Totally a normal joke, emailing randos on craigslist is something I do weekly *eyeroll*

Dudes a liar. 

Post # 43
Member
466 posts
Helper bee
  • Wedding: July 2018

He doesn’t want you saying anything because rather it be a reflection of “us”, it’s about HIM. He doesn’t want his parents and family to find out the reason you left him is because he tried to cheat on Craigslist. He’s not looking out for you, just himself and his image.

Post # 44
Member
1246 posts
Bumble bee
  • Wedding: August 2018

What a horrific piece of absolute shit.  He’s beefing up his inner circle to try and convince as many people as possible that this was merely some joke to save himself from the shame of being found out.  You haven’t even left him yet and he’s already trying to frame you as the enemy!  

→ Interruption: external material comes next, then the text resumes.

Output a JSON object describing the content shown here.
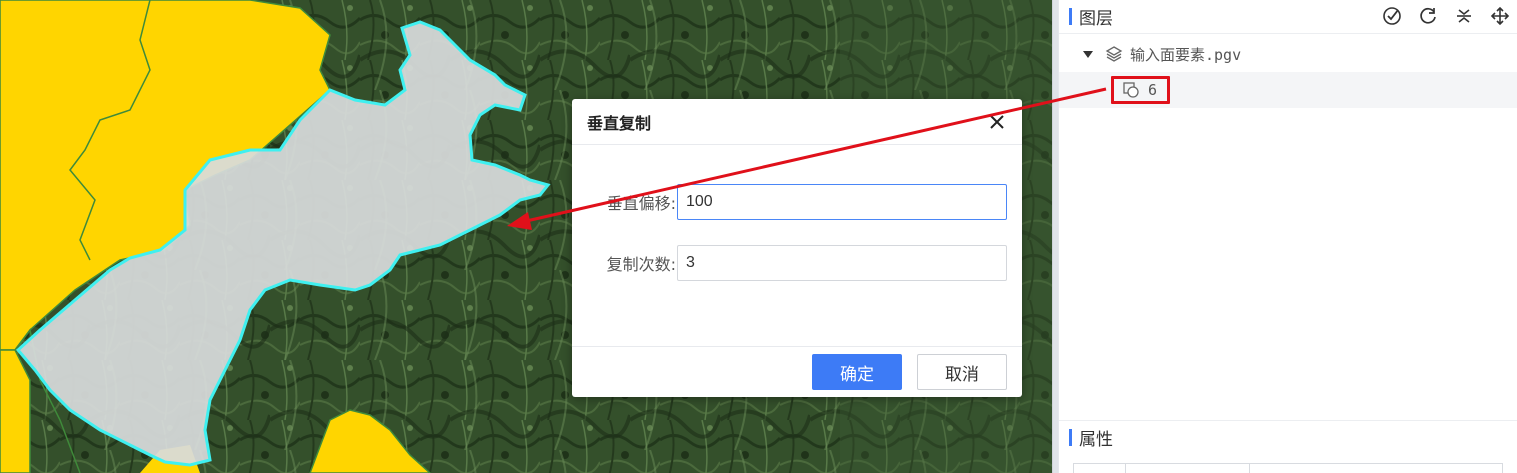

I would not be AT ALL surprised if this leads to actual abuse later in your life should you make the awful mistake of staying.  Don’t let him manipulate you into staying by trying to make you out as an enemy.  You’re not, and the people who believe him are just as sick and twisted and NOT of your concern. 

Post # 45
Member
366 posts
Helper bee
  • Wedding: July 2019

 

What an ass!

He doesn’t know how to value you and only after 2 months of marriage, he goes off looking for a prostitute?? I can see him googling out of curiousity (which I actually did myself once, cos I was just curious) but if he actually REACHED OUT to her, that is totally a different issue altogether!

He even said that he wanted to meet during the day. That shows that he had every intention to cheat! He may not have, but he would have if you didn’t catch him redhanded!

I know it hurts. I know you’re in disbelief and sad but Get out now! Save yourself from a lifetime of dishonesty from this ass of a man!